Thermal-Hydraulic-Mechanical (THM) Modelling of Short-Term Gas Storage in a Depleted Gas Reservoir—A Case Study from South Germany

Abstract

This study addresses the use of former gas storage facilities as short-term storage for renewable energy through power-to-gas (PtG) technology in Germany. Three test cases with coupled thermal-hydromechanical (THM) modelling were conducted to evaluate short-term injection and production schedules. The operating rates were controlled by the upper and lower limits of the wellbore pressure. The maximum difference in pore pressure and effective stress was 0.6 MPa in all cases. Fault reactivation analysis was performed on the THM models to estimate fault stability.
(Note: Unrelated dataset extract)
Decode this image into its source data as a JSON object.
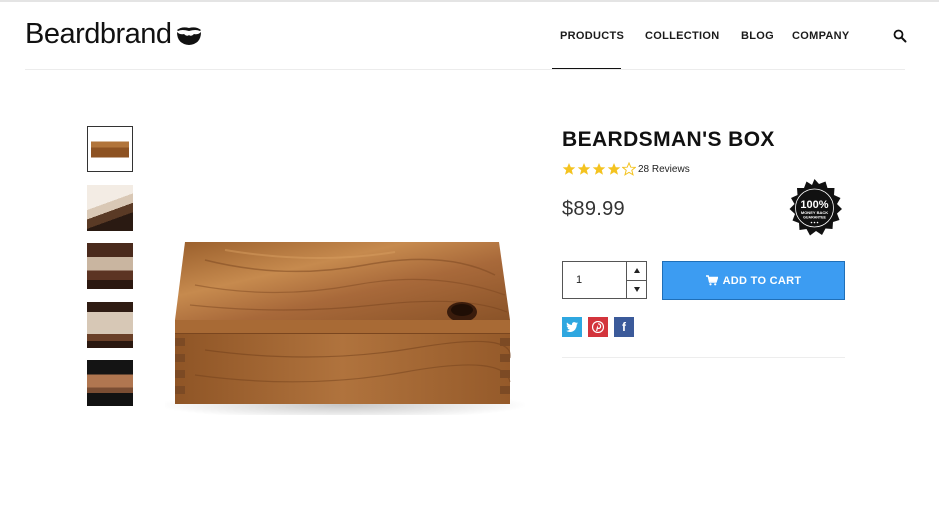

The critical pore pressure for safe reservoir operation was determined to be 1.25 times the original pore pressure, corresponding to a WBHP value of 20.25 MPa. The upper limit of the gas injection rate for safe storage operation was estimated to be between 100,000 and 150,000 m3/day. The thermal stresses were found to be negligible for short-term cases. The storage capacity of PtG technology was reported to be up to 1,322,400 kWh/d of renewable electricity, which can contribute to Germany becoming a greenhouse gas neutral country by 2050. The workflows and results of the study are applicable to all gas storage in a porous medium, including methane, CO2, and hydrogen.